Friday, July 24, 2009

Stuffed Pork Tenderloin

Some friends came for dinner tonight and I made Stuffed Pork Tenderloin, Cheese Grits, Stuffed Tomatoes, and Chocolate Ganache Baby Cakes. Sounds hard, but I promise that it was easy. The pork recipe was inspired by one from Ina Garten that I made several years ago that was stuffed with fennel and onions. Don't be intimidated by stuffing a pork tenderloin. Traditionally you use pork that's been butterflied by a butcher. However, I shop at a regular grocery store, so I had to improvise. I bought one (1.5-pound) package of pork tenderloins, which contained two (0.75-ounce) cuts of meat. Enjoy!

Stuffed Pork Tenderloin
1 (1.5-oz.) package pork tenderloins
Kitchen twine
1 onion, chopped
2 cups fresh breadcrumbs
1/4 chopped fresh parsley
1 handful freshly grated Parmesan cheese
Olive oil
Country-style Dijon mustard

1. Slice each pork tenderloin in half along the length, just enough so each lays flat. (Don't cut all the way through the other side.) Place the two halves next to each other. Next cut four pieces of kitchen twine, and place at even intervals underneath the pork. Sprinkle with salt and pepper.
2. Combine onion and next 3 ingredients in a bowl. Drizzle with olive oil. Mound onion mixture onto one of the flattened pork tenderloins. Carefully fold second tenderloin over stuffing, and tie kitchen twine pieces to seal.
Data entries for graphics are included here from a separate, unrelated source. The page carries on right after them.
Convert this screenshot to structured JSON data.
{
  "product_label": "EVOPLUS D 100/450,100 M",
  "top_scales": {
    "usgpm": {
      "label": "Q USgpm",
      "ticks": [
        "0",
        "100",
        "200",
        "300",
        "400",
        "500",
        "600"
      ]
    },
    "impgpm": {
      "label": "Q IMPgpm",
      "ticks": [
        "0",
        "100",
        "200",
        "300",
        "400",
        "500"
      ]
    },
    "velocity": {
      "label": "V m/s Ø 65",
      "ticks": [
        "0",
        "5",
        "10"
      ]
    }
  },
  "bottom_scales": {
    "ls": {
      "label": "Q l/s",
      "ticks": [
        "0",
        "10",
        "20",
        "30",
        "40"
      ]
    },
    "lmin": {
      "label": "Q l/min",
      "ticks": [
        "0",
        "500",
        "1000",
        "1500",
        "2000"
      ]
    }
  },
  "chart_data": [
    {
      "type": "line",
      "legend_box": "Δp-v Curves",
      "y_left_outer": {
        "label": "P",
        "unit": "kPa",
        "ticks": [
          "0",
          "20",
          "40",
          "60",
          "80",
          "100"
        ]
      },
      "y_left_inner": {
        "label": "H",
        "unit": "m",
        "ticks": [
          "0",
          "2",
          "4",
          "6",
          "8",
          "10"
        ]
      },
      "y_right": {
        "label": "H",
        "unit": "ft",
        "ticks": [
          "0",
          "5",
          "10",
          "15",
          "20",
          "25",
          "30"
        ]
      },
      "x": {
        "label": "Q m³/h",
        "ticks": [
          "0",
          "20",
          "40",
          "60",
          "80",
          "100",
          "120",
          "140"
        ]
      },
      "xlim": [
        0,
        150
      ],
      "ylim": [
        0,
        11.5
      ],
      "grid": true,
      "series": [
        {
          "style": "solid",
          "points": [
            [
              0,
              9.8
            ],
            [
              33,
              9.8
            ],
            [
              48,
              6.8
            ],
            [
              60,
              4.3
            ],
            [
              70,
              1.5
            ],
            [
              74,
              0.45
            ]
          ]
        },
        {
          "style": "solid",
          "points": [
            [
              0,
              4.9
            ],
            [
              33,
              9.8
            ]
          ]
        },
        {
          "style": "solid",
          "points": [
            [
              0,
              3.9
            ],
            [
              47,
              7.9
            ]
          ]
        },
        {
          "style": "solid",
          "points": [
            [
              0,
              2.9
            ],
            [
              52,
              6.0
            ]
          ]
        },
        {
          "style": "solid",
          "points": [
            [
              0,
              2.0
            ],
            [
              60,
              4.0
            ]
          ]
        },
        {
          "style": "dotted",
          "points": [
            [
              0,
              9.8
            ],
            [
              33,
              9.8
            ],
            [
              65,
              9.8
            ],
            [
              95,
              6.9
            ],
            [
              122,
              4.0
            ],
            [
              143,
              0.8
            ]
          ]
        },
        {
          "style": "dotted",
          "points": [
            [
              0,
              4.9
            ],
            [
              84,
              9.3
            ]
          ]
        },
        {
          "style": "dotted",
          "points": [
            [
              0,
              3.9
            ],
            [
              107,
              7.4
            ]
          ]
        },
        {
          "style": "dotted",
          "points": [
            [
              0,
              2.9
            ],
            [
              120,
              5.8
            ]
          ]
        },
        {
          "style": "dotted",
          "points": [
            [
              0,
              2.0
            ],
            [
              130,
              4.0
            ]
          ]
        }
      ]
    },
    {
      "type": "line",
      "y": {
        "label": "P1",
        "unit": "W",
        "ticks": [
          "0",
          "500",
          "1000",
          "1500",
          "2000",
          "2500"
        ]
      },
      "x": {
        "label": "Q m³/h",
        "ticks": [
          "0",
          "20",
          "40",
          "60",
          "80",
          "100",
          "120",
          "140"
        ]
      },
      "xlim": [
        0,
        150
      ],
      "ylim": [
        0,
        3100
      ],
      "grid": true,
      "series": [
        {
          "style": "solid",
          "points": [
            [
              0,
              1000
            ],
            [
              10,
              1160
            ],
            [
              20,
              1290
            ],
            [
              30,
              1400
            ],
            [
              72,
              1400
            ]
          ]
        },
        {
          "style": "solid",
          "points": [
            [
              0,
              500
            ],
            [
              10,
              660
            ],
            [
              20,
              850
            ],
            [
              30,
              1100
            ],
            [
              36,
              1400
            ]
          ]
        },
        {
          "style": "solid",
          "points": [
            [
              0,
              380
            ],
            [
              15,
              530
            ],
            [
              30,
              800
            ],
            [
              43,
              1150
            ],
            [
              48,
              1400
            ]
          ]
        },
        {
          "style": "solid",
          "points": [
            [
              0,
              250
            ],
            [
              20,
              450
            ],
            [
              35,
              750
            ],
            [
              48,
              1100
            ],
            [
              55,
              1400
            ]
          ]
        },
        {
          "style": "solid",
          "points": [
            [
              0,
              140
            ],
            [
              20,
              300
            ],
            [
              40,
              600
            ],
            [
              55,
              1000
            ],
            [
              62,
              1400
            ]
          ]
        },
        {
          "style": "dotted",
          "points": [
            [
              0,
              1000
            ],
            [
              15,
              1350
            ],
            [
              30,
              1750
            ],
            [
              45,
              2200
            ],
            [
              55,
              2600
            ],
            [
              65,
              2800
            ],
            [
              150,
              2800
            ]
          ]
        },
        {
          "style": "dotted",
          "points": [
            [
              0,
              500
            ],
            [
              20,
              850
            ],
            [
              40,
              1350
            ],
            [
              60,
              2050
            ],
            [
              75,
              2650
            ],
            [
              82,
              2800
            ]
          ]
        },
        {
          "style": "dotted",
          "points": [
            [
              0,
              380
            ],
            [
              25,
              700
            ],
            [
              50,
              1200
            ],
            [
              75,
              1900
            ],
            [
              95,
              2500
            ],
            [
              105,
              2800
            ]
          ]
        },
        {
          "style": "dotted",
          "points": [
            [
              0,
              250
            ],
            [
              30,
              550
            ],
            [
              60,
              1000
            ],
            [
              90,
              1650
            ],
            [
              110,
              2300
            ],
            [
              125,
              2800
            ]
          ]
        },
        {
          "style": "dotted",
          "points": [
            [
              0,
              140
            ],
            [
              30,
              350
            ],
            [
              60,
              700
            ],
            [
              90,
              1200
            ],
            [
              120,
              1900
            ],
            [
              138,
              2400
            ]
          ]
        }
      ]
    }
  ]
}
Rub outside of pork with mustard. Place tenderloin on a lightly greased broiler pan.
3. Bake at 425° for 30 minutes. Decrease oven temperature to 350°, and bake for 20 more minutes or until pork is done. Let stand 20 minutes before slicing.

1 comment:

Jen B. said...

one of the best meals I've ever matters! Love you so much...and your cooking too!